The teen was riding his bike to an early-morning basketball practice when Santos stopped him at 5:34 am, reports Fox 23 news. Video apparently shot by Santos himself shows him pull up beside the boy in an automobile.
“You work here?” Santos asks the teen. “You live here?”
After getting the teen to reveal his full address, Santos tells him, “You’re not going anywhere,” while stepping out of the car. “You’re being detained,” he continues.
Audio from Santos’ 911 call, released by the Hillsborough State Attorney’s office, documents the rest of the encounter. On the tape, Santos falsely claims to have footage of the teen — “a black guy,” as he says — breaking into cars and stealing property. He also identifies himself, misleadingly, as an off-duty officer.
In fact, Santos is a former security guard who recently left a position at a local theme park, reports ABC News.
No Evidence of Crime
Upon arriving at the scene, police found no evidence of the crimes Santos reported. What they did find was the teen visibly shaken and hyperventilating with his hands still raised in the air. According to a criminal affidavit, Santos had his hand placed near his pants pocket during the confrontation in a “manner that made the victim feel as if the defendant may have a weapon, even though none was seen.”
Police quickly realized that while the teenage boy was innocent, Santos had potentially committed a crime. They immediately referred the case to the State Attorney’s office.
“What happened that morning should upset everyone in our community,” State Attorney Andrew Warren said in a statement. “We have skilled police officers — we don’t need vigilantes confronting people on the street.”

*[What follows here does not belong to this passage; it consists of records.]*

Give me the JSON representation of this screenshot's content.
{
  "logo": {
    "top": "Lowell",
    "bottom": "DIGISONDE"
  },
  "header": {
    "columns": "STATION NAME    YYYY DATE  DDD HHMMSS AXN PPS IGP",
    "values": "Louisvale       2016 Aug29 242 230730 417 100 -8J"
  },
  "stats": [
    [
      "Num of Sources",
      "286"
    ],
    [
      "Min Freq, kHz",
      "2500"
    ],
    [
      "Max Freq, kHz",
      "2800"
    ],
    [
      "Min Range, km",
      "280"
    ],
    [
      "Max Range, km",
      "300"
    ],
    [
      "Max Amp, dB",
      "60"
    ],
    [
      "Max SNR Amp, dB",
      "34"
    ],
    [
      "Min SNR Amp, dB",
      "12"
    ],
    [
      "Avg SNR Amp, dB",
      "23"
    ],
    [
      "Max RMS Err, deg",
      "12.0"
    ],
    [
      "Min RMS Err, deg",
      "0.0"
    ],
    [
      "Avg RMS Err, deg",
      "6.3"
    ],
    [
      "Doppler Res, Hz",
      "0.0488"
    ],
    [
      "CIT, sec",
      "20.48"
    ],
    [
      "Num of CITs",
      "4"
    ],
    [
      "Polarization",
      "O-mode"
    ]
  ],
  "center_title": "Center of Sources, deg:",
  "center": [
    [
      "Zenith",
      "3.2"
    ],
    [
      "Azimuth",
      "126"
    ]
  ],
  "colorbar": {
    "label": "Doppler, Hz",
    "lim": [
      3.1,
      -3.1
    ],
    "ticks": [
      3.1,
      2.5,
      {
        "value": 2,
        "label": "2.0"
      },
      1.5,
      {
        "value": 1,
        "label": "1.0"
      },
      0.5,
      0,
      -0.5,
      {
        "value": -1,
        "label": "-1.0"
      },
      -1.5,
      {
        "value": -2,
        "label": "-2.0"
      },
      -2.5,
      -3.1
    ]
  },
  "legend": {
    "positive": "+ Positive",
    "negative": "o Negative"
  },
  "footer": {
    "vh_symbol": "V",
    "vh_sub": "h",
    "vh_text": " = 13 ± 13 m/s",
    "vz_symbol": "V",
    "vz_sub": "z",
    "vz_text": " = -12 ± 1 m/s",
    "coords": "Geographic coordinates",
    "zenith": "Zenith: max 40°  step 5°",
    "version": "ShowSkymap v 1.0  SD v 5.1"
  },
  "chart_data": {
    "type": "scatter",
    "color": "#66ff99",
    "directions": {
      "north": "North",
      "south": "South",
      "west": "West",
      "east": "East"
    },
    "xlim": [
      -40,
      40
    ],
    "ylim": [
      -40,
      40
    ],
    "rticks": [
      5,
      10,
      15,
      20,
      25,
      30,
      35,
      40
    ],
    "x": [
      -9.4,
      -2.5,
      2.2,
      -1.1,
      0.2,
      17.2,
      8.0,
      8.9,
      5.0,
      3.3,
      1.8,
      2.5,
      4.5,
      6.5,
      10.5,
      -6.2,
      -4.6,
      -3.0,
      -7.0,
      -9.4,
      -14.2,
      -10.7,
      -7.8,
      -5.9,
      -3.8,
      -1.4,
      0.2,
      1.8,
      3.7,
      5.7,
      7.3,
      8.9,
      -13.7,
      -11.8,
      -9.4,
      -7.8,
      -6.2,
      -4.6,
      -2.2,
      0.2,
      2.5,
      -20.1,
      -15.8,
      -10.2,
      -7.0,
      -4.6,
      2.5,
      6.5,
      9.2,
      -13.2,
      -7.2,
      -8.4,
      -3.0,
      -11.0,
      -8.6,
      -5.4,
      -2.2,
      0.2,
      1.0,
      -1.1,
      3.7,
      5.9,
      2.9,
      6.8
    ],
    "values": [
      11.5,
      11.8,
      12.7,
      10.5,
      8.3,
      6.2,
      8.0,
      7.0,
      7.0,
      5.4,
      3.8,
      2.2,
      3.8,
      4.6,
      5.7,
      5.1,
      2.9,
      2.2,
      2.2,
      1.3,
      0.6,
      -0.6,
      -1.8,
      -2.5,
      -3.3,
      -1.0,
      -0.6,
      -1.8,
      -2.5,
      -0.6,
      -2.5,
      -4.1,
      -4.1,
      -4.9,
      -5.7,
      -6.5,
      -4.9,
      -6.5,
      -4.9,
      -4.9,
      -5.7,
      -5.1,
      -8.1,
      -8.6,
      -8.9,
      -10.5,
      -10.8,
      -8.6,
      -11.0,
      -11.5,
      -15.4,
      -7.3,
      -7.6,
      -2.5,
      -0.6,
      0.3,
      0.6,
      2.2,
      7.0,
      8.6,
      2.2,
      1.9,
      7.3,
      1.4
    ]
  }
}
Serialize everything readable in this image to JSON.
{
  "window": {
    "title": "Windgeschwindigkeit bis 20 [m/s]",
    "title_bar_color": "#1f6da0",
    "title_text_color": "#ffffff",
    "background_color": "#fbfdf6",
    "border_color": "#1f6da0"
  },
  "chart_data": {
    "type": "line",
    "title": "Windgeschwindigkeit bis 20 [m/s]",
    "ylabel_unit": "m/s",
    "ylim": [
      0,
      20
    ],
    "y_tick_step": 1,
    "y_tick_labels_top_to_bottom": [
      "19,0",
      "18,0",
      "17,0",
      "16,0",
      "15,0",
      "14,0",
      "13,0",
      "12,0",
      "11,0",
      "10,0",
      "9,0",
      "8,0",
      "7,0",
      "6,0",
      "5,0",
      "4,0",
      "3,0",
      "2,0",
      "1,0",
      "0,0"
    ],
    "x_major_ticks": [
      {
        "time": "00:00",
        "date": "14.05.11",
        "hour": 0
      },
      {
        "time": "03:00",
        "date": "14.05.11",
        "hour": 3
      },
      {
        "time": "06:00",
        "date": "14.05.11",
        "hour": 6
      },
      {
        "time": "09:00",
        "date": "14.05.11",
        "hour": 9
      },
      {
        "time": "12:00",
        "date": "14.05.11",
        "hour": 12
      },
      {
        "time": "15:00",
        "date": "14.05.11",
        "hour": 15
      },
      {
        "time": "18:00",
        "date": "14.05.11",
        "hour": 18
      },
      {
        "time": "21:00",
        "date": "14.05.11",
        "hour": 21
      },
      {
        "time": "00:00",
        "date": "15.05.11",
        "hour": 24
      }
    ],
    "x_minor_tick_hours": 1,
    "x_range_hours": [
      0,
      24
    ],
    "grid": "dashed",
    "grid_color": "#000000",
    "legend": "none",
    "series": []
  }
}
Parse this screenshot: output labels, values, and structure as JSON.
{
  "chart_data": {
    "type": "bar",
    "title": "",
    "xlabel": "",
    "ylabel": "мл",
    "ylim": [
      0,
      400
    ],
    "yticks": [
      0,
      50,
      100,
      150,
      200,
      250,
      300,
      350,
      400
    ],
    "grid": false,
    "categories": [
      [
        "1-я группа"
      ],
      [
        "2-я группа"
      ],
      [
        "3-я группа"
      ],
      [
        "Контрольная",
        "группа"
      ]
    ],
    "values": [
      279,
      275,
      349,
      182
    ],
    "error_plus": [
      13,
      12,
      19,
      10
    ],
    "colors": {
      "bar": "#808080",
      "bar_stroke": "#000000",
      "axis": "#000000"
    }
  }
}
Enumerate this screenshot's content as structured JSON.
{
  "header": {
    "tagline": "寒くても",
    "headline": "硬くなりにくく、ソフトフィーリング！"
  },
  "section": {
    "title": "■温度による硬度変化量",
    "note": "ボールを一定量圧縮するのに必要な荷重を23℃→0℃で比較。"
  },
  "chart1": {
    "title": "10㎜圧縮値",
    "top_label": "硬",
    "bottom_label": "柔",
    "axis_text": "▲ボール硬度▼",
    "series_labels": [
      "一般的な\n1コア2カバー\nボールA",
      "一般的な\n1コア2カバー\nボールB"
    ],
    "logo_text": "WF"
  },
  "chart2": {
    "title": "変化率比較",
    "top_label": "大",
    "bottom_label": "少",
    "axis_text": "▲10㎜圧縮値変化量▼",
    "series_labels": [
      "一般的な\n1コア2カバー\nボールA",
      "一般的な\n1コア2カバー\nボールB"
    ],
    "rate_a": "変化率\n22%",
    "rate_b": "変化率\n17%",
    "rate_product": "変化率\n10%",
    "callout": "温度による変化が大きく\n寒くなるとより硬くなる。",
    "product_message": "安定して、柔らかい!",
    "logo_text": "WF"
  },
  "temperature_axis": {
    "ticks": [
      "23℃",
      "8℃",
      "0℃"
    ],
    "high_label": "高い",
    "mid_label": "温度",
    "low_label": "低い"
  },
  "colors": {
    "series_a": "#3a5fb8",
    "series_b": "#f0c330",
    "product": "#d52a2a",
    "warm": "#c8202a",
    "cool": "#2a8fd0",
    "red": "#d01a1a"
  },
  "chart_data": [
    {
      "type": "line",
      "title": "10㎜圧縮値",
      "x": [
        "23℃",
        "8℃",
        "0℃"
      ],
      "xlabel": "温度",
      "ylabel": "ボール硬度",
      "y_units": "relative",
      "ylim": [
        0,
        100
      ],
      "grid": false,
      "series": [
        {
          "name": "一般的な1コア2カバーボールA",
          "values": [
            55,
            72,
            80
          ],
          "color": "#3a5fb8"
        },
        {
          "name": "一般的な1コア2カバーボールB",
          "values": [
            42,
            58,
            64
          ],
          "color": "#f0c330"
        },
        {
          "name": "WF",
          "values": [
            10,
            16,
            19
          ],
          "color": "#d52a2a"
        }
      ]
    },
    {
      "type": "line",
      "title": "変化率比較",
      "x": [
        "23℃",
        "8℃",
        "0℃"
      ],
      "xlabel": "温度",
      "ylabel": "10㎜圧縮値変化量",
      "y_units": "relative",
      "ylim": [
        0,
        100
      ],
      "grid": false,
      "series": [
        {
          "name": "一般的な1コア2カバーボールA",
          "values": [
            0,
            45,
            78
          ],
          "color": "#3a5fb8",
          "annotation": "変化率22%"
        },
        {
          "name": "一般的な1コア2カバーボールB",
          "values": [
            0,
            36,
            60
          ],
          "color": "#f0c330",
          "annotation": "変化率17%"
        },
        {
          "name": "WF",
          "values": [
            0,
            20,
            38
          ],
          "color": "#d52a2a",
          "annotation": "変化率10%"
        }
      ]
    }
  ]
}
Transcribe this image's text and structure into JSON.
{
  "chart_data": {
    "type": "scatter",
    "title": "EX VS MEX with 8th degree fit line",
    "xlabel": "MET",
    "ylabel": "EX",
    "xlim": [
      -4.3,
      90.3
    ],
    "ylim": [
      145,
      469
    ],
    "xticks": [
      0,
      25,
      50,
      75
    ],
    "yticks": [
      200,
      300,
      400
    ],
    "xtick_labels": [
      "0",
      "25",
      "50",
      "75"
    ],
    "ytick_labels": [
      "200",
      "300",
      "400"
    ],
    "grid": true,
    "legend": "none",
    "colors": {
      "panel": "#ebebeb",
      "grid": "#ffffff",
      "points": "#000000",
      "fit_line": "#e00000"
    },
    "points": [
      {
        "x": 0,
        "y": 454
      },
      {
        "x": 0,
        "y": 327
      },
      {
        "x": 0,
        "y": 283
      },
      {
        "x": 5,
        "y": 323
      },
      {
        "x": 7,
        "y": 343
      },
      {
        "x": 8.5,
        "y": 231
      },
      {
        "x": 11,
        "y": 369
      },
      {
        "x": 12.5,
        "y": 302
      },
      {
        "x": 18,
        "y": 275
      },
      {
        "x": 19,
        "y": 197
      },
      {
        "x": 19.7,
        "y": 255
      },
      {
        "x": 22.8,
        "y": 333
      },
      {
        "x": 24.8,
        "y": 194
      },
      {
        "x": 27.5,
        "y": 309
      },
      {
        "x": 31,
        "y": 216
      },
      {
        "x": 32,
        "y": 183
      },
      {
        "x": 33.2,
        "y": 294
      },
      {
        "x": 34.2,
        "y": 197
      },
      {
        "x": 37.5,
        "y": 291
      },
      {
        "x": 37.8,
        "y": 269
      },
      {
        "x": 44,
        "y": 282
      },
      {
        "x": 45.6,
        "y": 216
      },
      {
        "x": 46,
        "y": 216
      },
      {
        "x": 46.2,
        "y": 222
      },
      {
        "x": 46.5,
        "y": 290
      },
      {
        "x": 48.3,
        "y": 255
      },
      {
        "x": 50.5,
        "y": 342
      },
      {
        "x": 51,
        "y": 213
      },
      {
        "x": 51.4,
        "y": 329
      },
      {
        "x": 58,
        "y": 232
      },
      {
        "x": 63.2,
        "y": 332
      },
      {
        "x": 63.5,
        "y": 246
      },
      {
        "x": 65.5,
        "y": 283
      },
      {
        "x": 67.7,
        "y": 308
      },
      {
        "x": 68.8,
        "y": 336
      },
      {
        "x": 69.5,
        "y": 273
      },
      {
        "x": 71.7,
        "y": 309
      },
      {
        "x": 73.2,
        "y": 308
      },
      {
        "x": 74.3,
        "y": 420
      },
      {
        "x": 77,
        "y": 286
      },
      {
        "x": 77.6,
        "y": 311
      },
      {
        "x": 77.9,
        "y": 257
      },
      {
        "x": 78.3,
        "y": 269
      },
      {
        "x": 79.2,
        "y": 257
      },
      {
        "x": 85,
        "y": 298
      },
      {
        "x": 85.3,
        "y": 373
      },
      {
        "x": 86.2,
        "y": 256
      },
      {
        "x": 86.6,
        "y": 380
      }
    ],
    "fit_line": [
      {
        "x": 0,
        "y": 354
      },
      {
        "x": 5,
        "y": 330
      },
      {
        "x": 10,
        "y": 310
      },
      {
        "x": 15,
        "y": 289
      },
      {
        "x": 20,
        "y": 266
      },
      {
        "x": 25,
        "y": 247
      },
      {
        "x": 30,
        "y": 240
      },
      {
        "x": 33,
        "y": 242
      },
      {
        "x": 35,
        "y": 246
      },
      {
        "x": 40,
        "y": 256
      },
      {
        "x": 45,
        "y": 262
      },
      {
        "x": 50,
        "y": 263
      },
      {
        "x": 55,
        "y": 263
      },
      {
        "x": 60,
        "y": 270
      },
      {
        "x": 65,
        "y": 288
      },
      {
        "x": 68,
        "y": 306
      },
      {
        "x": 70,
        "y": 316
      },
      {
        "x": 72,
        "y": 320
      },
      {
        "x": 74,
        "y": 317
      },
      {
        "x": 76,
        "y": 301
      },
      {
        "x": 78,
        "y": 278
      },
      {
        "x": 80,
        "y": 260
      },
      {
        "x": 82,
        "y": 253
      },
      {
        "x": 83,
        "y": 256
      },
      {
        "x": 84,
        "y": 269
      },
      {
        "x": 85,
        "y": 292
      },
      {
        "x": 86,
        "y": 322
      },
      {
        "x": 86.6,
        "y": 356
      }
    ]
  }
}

While Warren called the incident “a case of racial profiling,” prosecutors confirmed on July 19 that it’s not being classified as a hate crime.
ABC News also reports that, because Santos’ security officer certification had not yet expired during the incident, he will not be charged with impersonating a police officer. He is, however, facing charges of third-degree false imprisonment. If convicted, he faces up to five years in prison. Santos currently awaits a court date after posting $2,000 in bail.
“There have been recent examples of confrontations like this across the country that have ended tragically,” Warren said. “The fact that this didn’t end with a loss of life doesn’t make it any less of a crime. What Mr. Santos did is unacceptable and illegal — now he’ll face consequences for his actions.”